# keeping velvet on?



## carp_killer (Nov 24, 2006)

i have a set of antlers froma 150 class deer that i would like to keep the velvet on if its possible. is there any way to do this?


----------



## Matt Jones (Mar 6, 2002)

Yes, take them to a taxidermist. There is a product called preservz-it they can inject into the velvet that will stop it from rotting and preserve it.

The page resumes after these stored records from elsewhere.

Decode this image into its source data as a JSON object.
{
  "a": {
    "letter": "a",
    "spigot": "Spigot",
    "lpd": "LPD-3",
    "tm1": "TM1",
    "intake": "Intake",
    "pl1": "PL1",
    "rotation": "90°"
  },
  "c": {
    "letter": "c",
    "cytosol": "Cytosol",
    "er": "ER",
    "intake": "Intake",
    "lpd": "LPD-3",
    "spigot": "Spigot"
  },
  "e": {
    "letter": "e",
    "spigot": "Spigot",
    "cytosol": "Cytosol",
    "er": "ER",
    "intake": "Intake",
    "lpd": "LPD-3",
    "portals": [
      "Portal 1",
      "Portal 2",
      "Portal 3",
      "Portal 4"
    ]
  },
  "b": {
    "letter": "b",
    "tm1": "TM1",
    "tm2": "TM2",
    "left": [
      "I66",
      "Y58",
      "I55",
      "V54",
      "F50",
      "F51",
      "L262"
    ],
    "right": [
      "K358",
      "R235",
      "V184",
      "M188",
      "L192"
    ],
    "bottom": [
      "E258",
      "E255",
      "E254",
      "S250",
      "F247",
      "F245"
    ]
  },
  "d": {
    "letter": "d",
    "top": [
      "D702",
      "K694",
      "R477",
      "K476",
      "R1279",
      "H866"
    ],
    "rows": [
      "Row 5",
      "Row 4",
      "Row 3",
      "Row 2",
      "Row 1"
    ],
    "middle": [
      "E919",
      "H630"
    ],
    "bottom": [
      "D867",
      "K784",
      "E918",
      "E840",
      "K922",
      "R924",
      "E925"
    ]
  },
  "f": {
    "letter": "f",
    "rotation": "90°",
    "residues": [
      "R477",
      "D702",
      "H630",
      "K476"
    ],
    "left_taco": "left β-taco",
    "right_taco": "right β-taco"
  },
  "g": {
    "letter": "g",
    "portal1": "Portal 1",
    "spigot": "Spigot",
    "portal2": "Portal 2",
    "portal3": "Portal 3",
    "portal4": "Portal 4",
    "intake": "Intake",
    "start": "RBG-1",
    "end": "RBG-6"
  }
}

Store them in a freezer until you can get them in. Velvet is very susceptible to spoiling. They need to be frozen or injected right away...otherwise the velvet will be toast.


----------



## boranger (Mar 11, 2008)

you can get them freezedryed.that is how we do it in my taxidermy shop. :beer:


----------



## Hick-From-Hell (Mar 18, 2008)

The bigger question is how fid you get a 150 class deer already when season does not open till next weekend?


----------



## blhunter3 (May 5, 2007)

North Dakota??????


----------



## Hick-From-Hell (Mar 18, 2008)

He is from central MN, but could be?


----------



## Goosehauler23 (Apr 7, 2008)

I heard if you store them in a freezer for about 3 months or so then rub them down good with borax, they wont rot. My buddy did this last year and he still has it on the wall.


----------



## carp_killer (Nov 24, 2006)

blhunter got the answer for were it came from right. it was a good spot he showed me out there


----------



## Steelpuck18 (Sep 16, 2008)

i have heard that there is a spray that you can use. im not sure how well it would work though.


----------